We do contain a ```requirement.txt``` file in our codebase, but we recommend you to install the above two packages from source, so it would be easy for development on yourself.  In practice, you can install them by:

```
cd env
bash env.sh
```

P.S.  
Official links:
* llama-recipes: https://github.com/meta-llama/llama-recipes
* TransformerLens: https://github.com/TransformerLensOrg/TransformerLens

### Others
For coreference resolution in ```./data/data_utils_bias.py```, we use the ```neuralcoref``` package, which requires a environment with Python <= 3.7.


## File Structure
* ```./data```: Dataset used in the experiments
    * ```data_utils_xxx.py```: script for data processing
    * ```xxx_dataset.py```: the script need for loading a dataset in the format of [llama-recipes](https://github.com/meta-llama/llama-recipes)
* ```./env```: Environment dependencies
* ```./eap```: A package for Edge Attribution Patching, originated from [EAP](https://github.com/Aaquib111/edge-attribution-patching).
    * ```eap_graph_xxx.py```: Define the computational graph of a model. ```eap_graph.py``` is for GPT2, ```eap_graph_llama.py``` is for Llama, and ```eap_graph_old.py``` is the original definition of the computational graph for GPT2 from [EAP](https://github.com/Aaquib111/edge-attribution-patching). The difference between ```eap_graph_old.py``` and ```eap_graph.py``` is that the former regards ```Q/K/V inputs (x) ``` as upstream nodes, while the latter regards ```Q/K/V vectors (W*x) ``` as upstream nodes.
    * ```eap_graph_wrapper.py```: Define the pipeline of edge attribution patching.
    * ```patching_metrics.py```: Define the patching metrics.
* ```circuit_data.py```: dataset loader and collate func for subject-verb disagreement and the gender de-biasing in GPT2.
* ```circuit_tuning_xxx.py```: Our main method. We provide two versions: one for GPT2 and another for Llama. Note that ```circuit_tuning_old.py``` corresponds to ```eap_graph_old.py``` in ```./eap```.
* ```scripts```: Contains bash scripts for running experiments.
* ```./eval```: Evaluations for the tasks above. 
* ```./sv_analyses```: Methods for analyzing a circuit from various aspects.  
* ```utils.py```: Contains some useful functions. For example, we provide methods to convert a `TransformerLens` format model to a huggingface format model.

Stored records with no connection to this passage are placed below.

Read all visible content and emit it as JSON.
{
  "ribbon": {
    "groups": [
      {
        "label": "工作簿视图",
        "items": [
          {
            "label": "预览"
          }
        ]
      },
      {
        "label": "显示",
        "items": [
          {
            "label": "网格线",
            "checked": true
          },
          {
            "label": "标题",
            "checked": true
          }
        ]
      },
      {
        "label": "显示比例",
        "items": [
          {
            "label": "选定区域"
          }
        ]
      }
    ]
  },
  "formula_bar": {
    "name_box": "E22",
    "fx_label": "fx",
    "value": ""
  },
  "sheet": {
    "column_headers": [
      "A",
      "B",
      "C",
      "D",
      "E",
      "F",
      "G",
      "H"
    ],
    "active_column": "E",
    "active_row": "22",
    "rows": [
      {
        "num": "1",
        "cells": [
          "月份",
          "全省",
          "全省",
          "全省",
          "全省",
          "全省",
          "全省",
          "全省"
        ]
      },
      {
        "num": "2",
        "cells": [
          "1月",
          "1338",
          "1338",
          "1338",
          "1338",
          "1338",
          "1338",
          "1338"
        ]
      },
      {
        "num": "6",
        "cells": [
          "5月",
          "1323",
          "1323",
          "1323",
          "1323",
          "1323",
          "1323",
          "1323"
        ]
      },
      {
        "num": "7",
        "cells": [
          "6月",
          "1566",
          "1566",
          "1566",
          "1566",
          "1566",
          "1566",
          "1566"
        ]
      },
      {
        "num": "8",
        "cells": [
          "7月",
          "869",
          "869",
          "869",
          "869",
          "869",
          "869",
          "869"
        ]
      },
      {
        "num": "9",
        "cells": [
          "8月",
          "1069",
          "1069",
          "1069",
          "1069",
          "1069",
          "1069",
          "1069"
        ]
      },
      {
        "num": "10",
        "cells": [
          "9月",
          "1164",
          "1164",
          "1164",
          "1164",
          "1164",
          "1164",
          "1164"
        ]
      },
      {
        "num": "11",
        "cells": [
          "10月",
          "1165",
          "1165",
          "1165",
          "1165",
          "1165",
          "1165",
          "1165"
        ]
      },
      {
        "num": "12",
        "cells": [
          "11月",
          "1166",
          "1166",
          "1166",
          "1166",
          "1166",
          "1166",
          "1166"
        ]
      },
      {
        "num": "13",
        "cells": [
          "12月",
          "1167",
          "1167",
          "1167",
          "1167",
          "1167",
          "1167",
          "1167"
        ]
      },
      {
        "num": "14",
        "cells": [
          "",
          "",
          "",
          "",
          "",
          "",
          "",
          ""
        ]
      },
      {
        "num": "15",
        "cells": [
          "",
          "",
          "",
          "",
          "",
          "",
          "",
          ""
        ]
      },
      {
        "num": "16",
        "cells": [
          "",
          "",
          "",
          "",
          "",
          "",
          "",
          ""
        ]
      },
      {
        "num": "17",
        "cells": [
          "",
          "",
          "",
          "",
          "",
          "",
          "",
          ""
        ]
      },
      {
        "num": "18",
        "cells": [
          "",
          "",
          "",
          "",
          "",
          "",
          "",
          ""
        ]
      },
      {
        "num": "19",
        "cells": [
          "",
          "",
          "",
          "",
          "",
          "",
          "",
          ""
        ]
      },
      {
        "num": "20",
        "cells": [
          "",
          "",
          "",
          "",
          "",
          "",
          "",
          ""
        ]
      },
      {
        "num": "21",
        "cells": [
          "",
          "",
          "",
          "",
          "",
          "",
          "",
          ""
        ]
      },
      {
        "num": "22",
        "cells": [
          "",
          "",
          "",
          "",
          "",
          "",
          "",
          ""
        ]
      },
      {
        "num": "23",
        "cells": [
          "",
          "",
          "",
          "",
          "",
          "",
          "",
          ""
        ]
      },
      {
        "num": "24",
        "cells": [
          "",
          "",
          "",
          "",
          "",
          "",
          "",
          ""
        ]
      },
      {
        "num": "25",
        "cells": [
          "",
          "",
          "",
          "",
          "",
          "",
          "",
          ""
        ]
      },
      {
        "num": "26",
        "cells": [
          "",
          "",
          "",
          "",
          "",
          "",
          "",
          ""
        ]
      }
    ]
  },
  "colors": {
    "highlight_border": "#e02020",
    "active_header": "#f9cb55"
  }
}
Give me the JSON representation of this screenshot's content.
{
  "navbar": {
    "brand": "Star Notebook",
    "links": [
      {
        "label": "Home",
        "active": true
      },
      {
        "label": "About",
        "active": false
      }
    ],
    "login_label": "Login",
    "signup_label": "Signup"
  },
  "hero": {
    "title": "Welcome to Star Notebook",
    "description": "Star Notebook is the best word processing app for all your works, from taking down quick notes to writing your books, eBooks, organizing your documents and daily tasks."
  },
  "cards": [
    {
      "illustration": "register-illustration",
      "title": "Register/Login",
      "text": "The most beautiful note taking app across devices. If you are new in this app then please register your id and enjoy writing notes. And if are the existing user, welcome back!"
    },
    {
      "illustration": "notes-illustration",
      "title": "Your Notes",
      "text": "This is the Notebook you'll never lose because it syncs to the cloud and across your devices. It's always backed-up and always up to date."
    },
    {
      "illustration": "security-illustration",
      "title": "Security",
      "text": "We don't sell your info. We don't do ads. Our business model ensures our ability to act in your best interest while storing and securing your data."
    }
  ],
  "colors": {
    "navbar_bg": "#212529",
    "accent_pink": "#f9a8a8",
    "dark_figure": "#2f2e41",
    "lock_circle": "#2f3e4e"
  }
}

## Running the experiments
**Note**: For convenience, the paths in our code may be absolute paths. Please modify the paths to the datasets as well as the models according to your own needs.

### Training
For circuit-tuning on GPT2, you can run:
```
cd scripts
bash circuit-tuning.sh
```
You can change the values of arguments inside that script.  
For circuit-tuning on Llamas, you can run:
```
cd scripts
bash circuit-tuning_llama.sh
```

### Evaluation
The scripts for evaluation are provided in the ```./eval``` folder. For benchmark ```xxx```, just run ```bash xxx.sh```.